Shot durations, shot lists, reuse information, scene builds, layout briefs, reviews (including client reviews), timesheet data, casting information: all of it flows through or into Kitsu. The studio is continuing to develop its post-production pipeline in connection with Kitsu, particularly around changes that come back from editing: shot order changes, deleted shots, modified durations, etc.
This is the destination that a well-implemented production tracker leads to: a single source of truth that every department and every tool can read from and write to.
Key Takeaways
FOST's story is not about having a large development team or an unusual budget. Their pipeline team used to represent 1.5 full-time equivalents. Their tools were built incrementally, starting with a single remote production during a pandemic.
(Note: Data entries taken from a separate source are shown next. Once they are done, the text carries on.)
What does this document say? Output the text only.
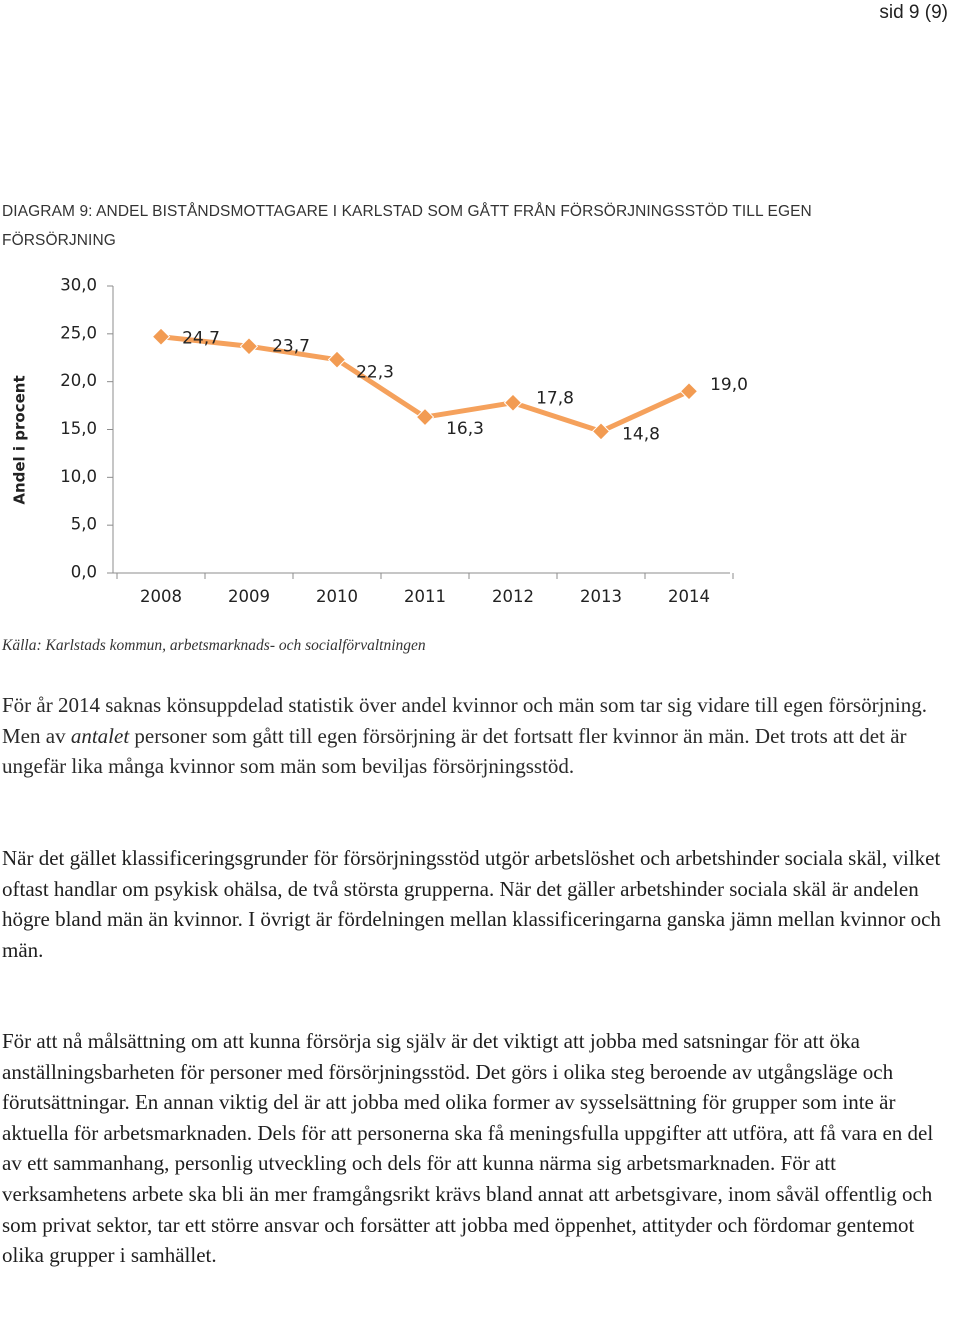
sid 9 (9)
DIAGRAM 9: ANDEL BISTÅNDSMOTTAGARE I KARLSTAD SOM GÅTT FRÅN FÖRSÖRJNINGSSTÖD TILL EGEN FÖRSÖRJNING
Andel i procent
0,0
5,0
10,0
15,0
20,0
25,0
30,0
2008	2009	2010	2011	2012	2013	2014
24,7	23,7
22,3
16,3
17,8
14,8
19,0
Källa: Karlstads kommun, arbetsmarknads- och socialförvaltningen

För år 2014 saknas könsuppdelad statistik över andel kvinnor och män som tar sig vidare till egen försörjning. Men av antalet personer som gått till egen försörjning är det fortsatt fler kvinnor än män. Det trots att det är ungefär lika många kvinnor som män som beviljas försörjningsstöd.

När det gället klassificeringsgrunder för försörjningsstöd utgör arbetslöshet och arbetshinder sociala skäl, vilket oftast handlar om psykisk ohälsa, de två största grupperna. När det gäller arbetshinder sociala skäl är andelen högre bland män än kvinnor. I övrigt är fördelningen mellan klassificeringarna ganska jämn mellan kvinnor och män.

För att nå målsättning om att kunna försörja sig själv är det viktigt att jobba med satsningar för att öka anställningsbarheten för personer med försörjningsstöd. Det görs i olika steg beroende av utgångsläge och förutsättningar. En annan viktig del är att jobba med olika former av sysselsättning för grupper som inte är aktuella för arbetsmarknaden. Dels för att personerna ska få meningsfulla uppgifter att utföra, att få vara en del av ett sammanhang, personlig utveckling och dels för att kunna närma sig arbetsmarknaden. För att verksamhetens arbete ska bli än mer framgångsrikt krävs bland annat att arbetsgivare, inom såväl offentlig och som privat sektor, tar ett större ansvar och forsätter att jobba med öppenhet, attityder och fördomar gentemot olika grupper i samhället.
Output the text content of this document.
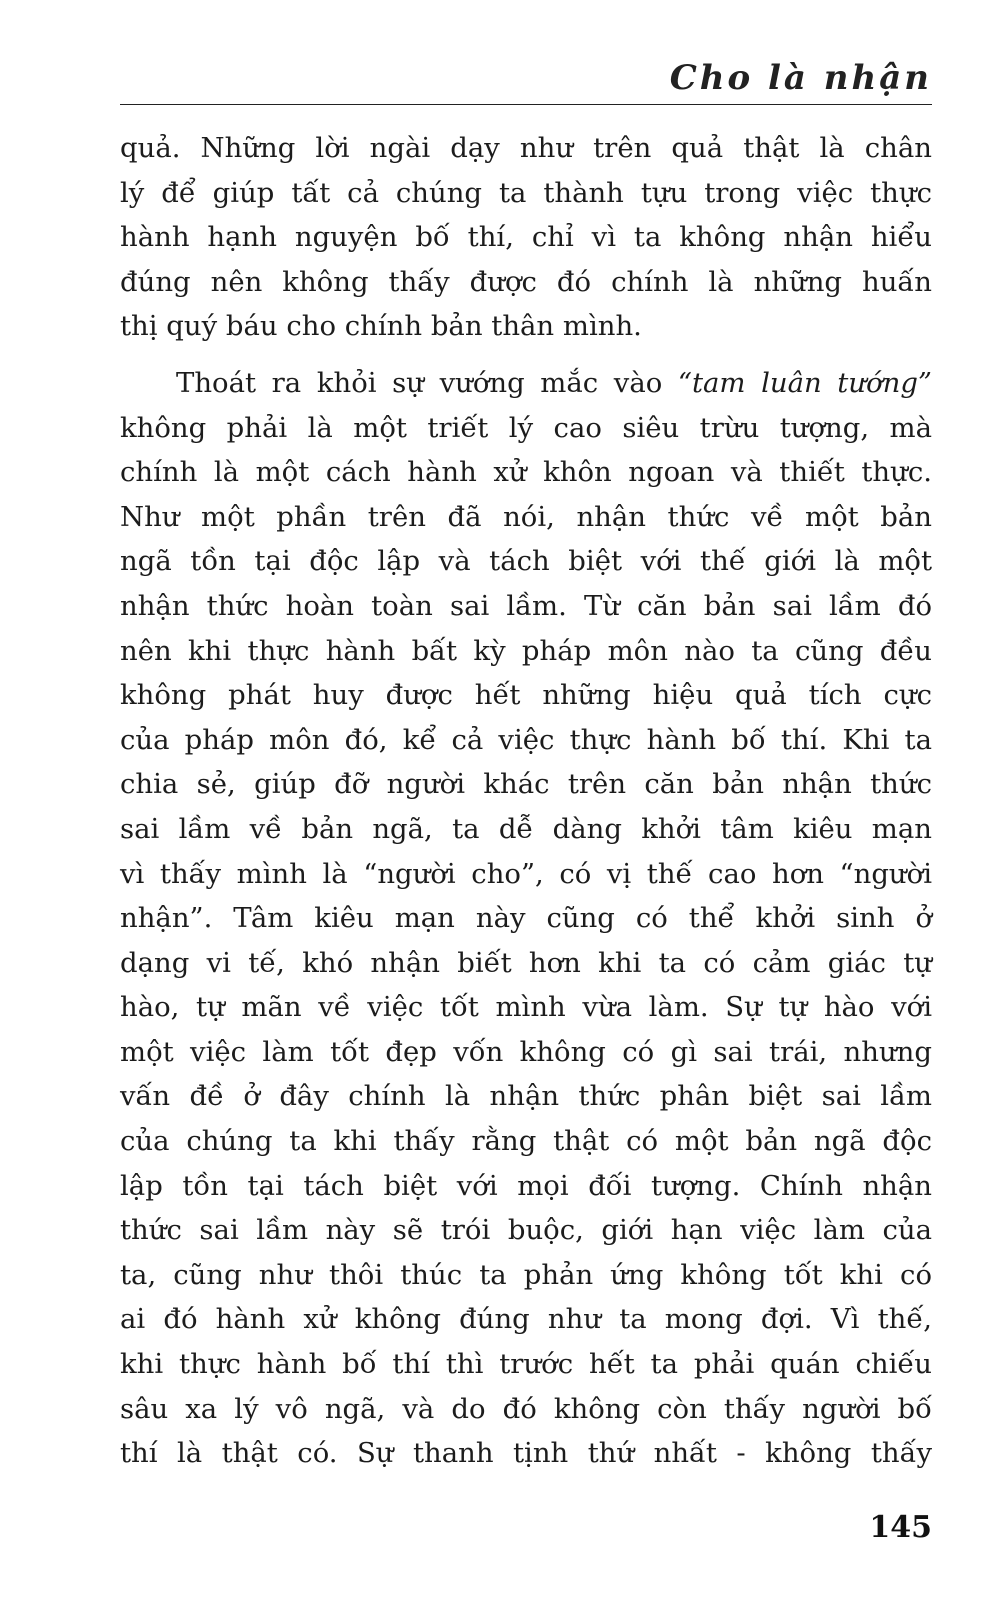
Cho là nhận
quả. Những lời ngài dạy như trên quả thật là chân
lý để giúp tất cả chúng ta thành tựu trong việc thực
hành hạnh nguyện bố thí, chỉ vì ta không nhận hiểu
đúng nên không thấy được đó chính là những huấn
thị quý báu cho chính bản thân mình.
Thoát ra khỏi sự vướng mắc vào “tam luân tướng”
không phải là một triết lý cao siêu trừu tượng, mà
chính là một cách hành xử khôn ngoan và thiết thực.
Như một phần trên đã nói, nhận thức về một bản
ngã tồn tại độc lập và tách biệt với thế giới là một
nhận thức hoàn toàn sai lầm. Từ căn bản sai lầm đó
nên khi thực hành bất kỳ pháp môn nào ta cũng đều
không phát huy được hết những hiệu quả tích cực
của pháp môn đó, kể cả việc thực hành bố thí. Khi ta
chia sẻ, giúp đỡ người khác trên căn bản nhận thức
sai lầm về bản ngã, ta dễ dàng khởi tâm kiêu mạn
vì thấy mình là “người cho”, có vị thế cao hơn “người
nhận”. Tâm kiêu mạn này cũng có thể khởi sinh ở
dạng vi tế, khó nhận biết hơn khi ta có cảm giác tự
hào, tự mãn về việc tốt mình vừa làm. Sự tự hào với
một việc làm tốt đẹp vốn không có gì sai trái, nhưng
vấn đề ở đây chính là nhận thức phân biệt sai lầm
của chúng ta khi thấy rằng thật có một bản ngã độc
lập tồn tại tách biệt với mọi đối tượng. Chính nhận
thức sai lầm này sẽ trói buộc, giới hạn việc làm của
ta, cũng như thôi thúc ta phản ứng không tốt khi có
ai đó hành xử không đúng như ta mong đợi. Vì thế,
khi thực hành bố thí thì trước hết ta phải quán chiếu
sâu xa lý vô ngã, và do đó không còn thấy người bố
thí là thật có. Sự thanh tịnh thứ nhất - không thấy
145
The progression is worth noting:
- A production crisis (remote work during COVID) forced a more disciplined approach to tracking.
- Kitsu being an open-source tool with no barriers to entry made it possible to experiment without organizational risk.
- Success on one production built internal confidence for studio-wide adoption.
- Deliberate tests on medium-scale productions identified exactly what would need to be built for the next step-up.
- Custom tools extended Kitsu's capabilities where the standard offering fell short, with improvements fed back to the vendor.
The result is a studio that scaled from 60 to 150 people on a single production and kept the ship on course.
Céline closed with a note from Angele, the pipeline artist who built several of the tools described above: "The Kitsu API and documentation are, for once, not a nightmare to navigate. That's rare enough in software to be worth saying out loud."
For studios still managing productions through spreadsheets and manual chasing, that is perhaps the most actionable thing to take away! The barrier to starting is lower than it has ever been.